Scientific classification
- Domain: Eukaryota
- Kingdom: Animalia
- Phylum: Chaetognatha
- Genus: †Ankalodous
- Species: †A. sericus
- Binomial name: †Ankalodous sericus Shu et al, 2017

= Ankalodous =

- Genus: Ankalodous
- Species: sericus
- Authority: Shu et al, 2017

Cambrian genus of chaetognath

Ankalodous is a Cambrian genus of chaetognath from the Maotianshan Shales of China. It contains one species, Ankalodous sericus.

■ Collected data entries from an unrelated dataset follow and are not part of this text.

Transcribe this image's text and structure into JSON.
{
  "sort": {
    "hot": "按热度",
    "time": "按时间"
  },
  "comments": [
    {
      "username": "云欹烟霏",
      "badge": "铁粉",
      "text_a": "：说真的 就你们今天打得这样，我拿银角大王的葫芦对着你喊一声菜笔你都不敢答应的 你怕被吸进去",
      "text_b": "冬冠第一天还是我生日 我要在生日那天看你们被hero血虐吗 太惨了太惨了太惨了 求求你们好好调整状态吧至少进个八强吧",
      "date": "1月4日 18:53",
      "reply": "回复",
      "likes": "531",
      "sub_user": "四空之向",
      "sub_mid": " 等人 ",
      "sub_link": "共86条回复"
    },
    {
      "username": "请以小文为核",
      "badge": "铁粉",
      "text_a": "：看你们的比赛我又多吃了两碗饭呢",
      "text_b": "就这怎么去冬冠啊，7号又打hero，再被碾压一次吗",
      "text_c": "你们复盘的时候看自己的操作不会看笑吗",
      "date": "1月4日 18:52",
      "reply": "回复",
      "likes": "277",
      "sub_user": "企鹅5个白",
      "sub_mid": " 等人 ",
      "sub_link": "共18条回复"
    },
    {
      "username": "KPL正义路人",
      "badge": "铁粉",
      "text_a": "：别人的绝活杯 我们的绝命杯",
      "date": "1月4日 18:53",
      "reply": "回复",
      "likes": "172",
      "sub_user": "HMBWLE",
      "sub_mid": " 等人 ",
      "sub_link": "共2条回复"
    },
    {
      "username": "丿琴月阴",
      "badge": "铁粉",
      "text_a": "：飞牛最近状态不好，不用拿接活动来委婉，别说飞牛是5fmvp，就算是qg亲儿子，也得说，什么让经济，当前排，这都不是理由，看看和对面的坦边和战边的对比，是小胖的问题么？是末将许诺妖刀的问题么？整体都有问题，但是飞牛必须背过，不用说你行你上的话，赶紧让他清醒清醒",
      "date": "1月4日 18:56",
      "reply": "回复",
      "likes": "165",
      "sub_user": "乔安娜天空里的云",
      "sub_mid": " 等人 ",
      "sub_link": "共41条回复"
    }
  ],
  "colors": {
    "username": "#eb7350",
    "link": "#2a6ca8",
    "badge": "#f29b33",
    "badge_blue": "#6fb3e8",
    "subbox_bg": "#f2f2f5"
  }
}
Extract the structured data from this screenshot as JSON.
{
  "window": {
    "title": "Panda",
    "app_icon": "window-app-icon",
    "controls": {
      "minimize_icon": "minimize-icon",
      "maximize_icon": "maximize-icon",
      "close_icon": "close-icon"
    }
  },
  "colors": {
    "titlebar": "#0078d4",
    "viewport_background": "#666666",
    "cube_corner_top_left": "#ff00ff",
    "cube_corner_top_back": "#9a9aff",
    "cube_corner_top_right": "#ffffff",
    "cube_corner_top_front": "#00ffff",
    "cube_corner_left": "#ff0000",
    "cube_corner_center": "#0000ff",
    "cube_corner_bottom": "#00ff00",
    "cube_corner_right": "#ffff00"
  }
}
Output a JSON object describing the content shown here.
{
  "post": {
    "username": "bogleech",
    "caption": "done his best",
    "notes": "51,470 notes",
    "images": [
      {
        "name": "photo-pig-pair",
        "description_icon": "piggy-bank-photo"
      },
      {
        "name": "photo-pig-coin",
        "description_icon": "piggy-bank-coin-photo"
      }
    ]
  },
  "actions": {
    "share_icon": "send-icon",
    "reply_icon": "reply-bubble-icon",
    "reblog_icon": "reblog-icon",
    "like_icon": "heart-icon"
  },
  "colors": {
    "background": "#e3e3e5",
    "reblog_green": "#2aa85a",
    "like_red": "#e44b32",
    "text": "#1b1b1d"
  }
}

Ankalodous is only known from unusual bundles of spines alongside a few plate-like structures. The bundles of spines typically consist of six or seven spines each, although those closer to the mouth have only two to three. These spines are roughly 7 mm long at most, but decrease towards the mouth, likely to enable closing the jaws. While the spines closest to the mouth are essentially straight, the rest are slender, long and slightly recurved with smooth surfaces. These spines seem to be made of a resistant carbonaceous material, likely chitin due to it being used in modern chaetognath jaws. The plate-like structures are located between the spines and also seem to be carbonaceous, however due to the dissimilarity to any Maotianshan Shales fauna they are likely not trapped prey. The location between the spines suggests they may be a cephalic shield, and a similar structure in modern chaetognaths helps protect the area against struggling prey. Ankalodous was likely predatory, due to its elongate spines. Due to the lack of postcranial material, its habitat is uncertain. If it was benthic, it may have behaved somewhat like an antlion larva. This fossil was interpreted as transitional between modern chaetognaths and Dakorhachis, however a 2022 study found Dakorhachis to not be a chaetognath at all.

The genus name Ankalodous is derived from the words ankalos "bundle", and odous "teeth". The species name sericus translates to "silk", as an oblique reference to Xi'an, the starting point of the Silk Road.